An equation is a mathematical statement that shows two expressions are equal.
A linear equation is one in which the highest power of the variable is 1.
Linear equations are called one-step, two-step, or multi-step depending on how many operations are required to solve them.

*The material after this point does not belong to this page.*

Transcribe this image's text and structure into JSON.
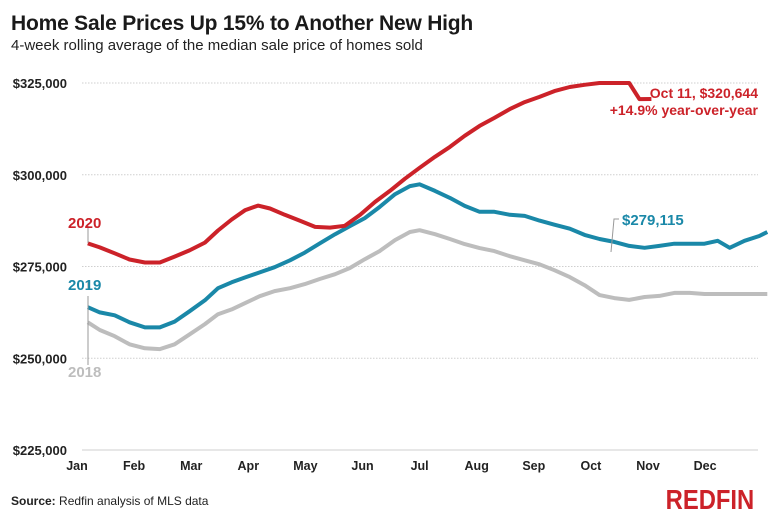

The goal in solving an equation is to find the value of the unknown variable that makes the equation true.

Basic Terms

2️⃣ Solving Linear Equations (One Step)

To solve, perform the inverse operation on both sides of the equation.

Example 1:
( x + 5 = 12 )
Subtract 5 from both sides → ( x = 12 - 5 )
✅ ( x = 7 )

Example 2:
( 3x = 12 )
Divide both sides by 3 → ( x = 12 ÷ 3 )
✅ ( x = 4 )

3️⃣ Two-Step Linear Equations

These require two operations — usually addition/subtraction and multiplication/division.

Example 1:
( 2x + 3 = 11 )
Subtract 3 → ( 2x = 8 )
Divide by 2 → ( x = 4 )

Example 2:
( 5x - 4 = 21 )
Add 4 → ( 5x = 25 )
Divide by 5 → ( x = 5 )

4️⃣ Equations with Brackets

Expand the brackets first, then solve.

Example:
( 3(x - 2) = 9 )
Expand → ( 3x - 6 = 9 )
Add 6 → ( 3x = 15 )
Divide by 3 → ( x = 5 )

5️⃣ Equations with Variables on Both Sides

Move the smaller variable to one side to make solving easier.

Example:
( 4x + 3 = 2x + 9 )
Subtract ( 2x ) from both sides → ( 2x + 3 = 9 )
Subtract 3 → ( 2x = 6 )
Divide by 2 → ( x = 3 )

6️⃣ Forming Linear Equations from Word Problems

Example:
The sum of twice a number and 5 gives 13. Find the number.

Let the number be ( x ).
Equation: ( 2x + 5 = 13 )
Subtract 5 → ( 2x = 8 )
Divide by 2 → ( x = 4 )

✅ The number is 4.

⚠️ Common Mistakes

• Forgetting to perform the same operation on both sides.
• Dropping the negative sign when moving terms.
• Misinterpreting “the sum of”, “difference between”, or “twice” in word problems.